Additionally, microbial necromass C has a positive effect on soil C pool stability [1, 36]. Our results are similar to previously reported findings; the practice of thinning continually increased the microbial necromass C among total SOC. We suggest that microorganisms are essential drivers of SOC among large Chinese fir timber plantations under different thinning densities. However, the mechanism by which bacterial and fungal communities mediate SOC fractions under thinning is still unknownnand needs further research.

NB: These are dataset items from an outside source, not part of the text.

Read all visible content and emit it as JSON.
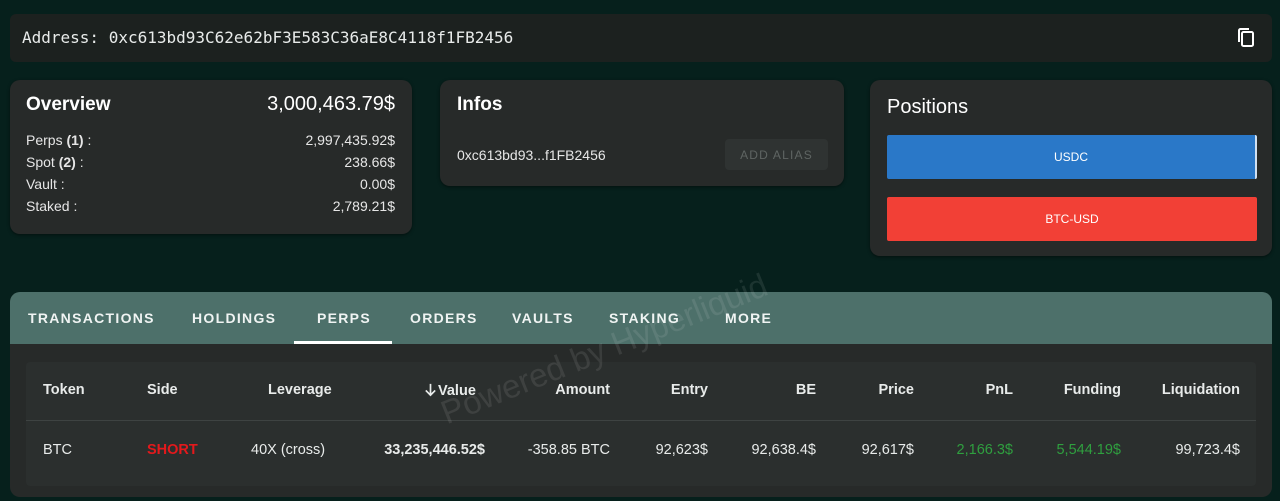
{
  "address_bar": {
    "text": "Address: 0xc613bd93C62e62bF3E583C36aE8C4118f1FB2456",
    "copy_icon": "copy-icon"
  },
  "overview": {
    "title": "Overview",
    "total": "3,000,463.79$",
    "rows": [
      {
        "label": "Perps",
        "count": "(1)",
        "suffix": " :",
        "value": "2,997,435.92$"
      },
      {
        "label": "Spot",
        "count": "(2)",
        "suffix": " :",
        "value": "238.66$"
      },
      {
        "label": "Vault",
        "count": "",
        "suffix": " :",
        "value": "0.00$"
      },
      {
        "label": "Staked",
        "count": "",
        "suffix": " :",
        "value": "2,789.21$"
      }
    ]
  },
  "infos": {
    "title": "Infos",
    "short_address": "0xc613bd93...f1FB2456",
    "add_alias_label": "ADD ALIAS"
  },
  "positions": {
    "title": "Positions",
    "bars": [
      {
        "label": "USDC",
        "color": "#2a78c8"
      },
      {
        "label": "BTC-USD",
        "color": "#f24036"
      }
    ]
  },
  "tabs": {
    "items": [
      "TRANSACTIONS",
      "HOLDINGS",
      "PERPS",
      "ORDERS",
      "VAULTS",
      "STAKING",
      "MORE"
    ],
    "active": "PERPS"
  },
  "table": {
    "headers": {
      "token": "Token",
      "side": "Side",
      "leverage": "Leverage",
      "value": "Value",
      "amount": "Amount",
      "entry": "Entry",
      "be": "BE",
      "price": "Price",
      "pnl": "PnL",
      "funding": "Funding",
      "liquidation": "Liquidation"
    },
    "sort_icon": "arrow-down-icon",
    "rows": [
      {
        "token": "BTC",
        "side": "SHORT",
        "leverage": "40X (cross)",
        "value": "33,235,446.52$",
        "amount": "-358.85 BTC",
        "entry": "92,623$",
        "be": "92,638.4$",
        "price": "92,617$",
        "pnl": "2,166.3$",
        "funding": "5,544.19$",
        "liquidation": "99,723.4$"
      }
    ]
  },
  "watermark": "Powered by Hyperliquid",
  "colors": {
    "background": "#06201c",
    "card": "#272a29",
    "tab_bar": "#4d706a",
    "short": "#e3191c",
    "positive": "#2f9f3f"
  }
}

Responses of soil microbial functional genes involved in carbon cycling under the different thinning densities

Microbial biomass plays an essential role in carbon degradation, and the decomposition process cannot be predicted based on microbial biomass alone [37, 38]. Our study revealed that the microbial community and gene abundance related to carbon cycling clearly differed under the different thinning densities (Figs. 7 and 8), supporting our second hypothesis. Additionally, KO genes related to carbon metabolism (ilvB, ACAT, fdoG, echA, ACO, and sdhA) and carbon fixation (e.g., ppc, PRK, gapA, porB, and porD) were enriched under the different intensities, and most of the genes presented high C cycling activity in R900, indicating that R900 was a suitable intensity for carbon cycling in the large Chinese fir timber plantation. This finding may suggest that microorganisms were more active at this density, which promoted the degradation of litterfall. This result was consistent with the soil physiochemical properties. In contrast, the functional genes were significantly related to the soil properties, such as total C, DOC, and HFOC contents, which was similar to the findings of other studies [39]. This correlation may be because microorganisms degrade litterfall and plant communities, and the soil provides substrate for the growth of microorganisms and plants [40].

Conclusions

Chinese fir is an important tree species in China. It is a fast-growing tree species that produces wood and sequesters carbon, and large timber trees have been preserved. To this end, it is important to understand the effects of thinning on soil properties and microorganism communities in large Chinese fir timber plantations. The results obtained from this research revealed that (1) thinning has a significant effect on the soil C balance of large Chinese fir timber plantations and may alter the SOC content and its fractions; furthermore, the R900 thinning intensity can be considered for carbon storage. (2) The abundances of the dominant microorganisms significantly differed under thinning; however, the fungal community was more sensitive than the bacterial community. The SOC, POC and HFOC contents were positively correlated with Acidobacteria. (3) Additionally, the relative abundance of C-cycling genes corresponds to different soil characteristics under the different thinning densities, and most of the genes in R900 were significantly more abundant than those in the other densities. Our findings contribute to a better understanding of the effects of thinning on large Chinese fir timber plantations, which are a resource for carbon storage in the environment.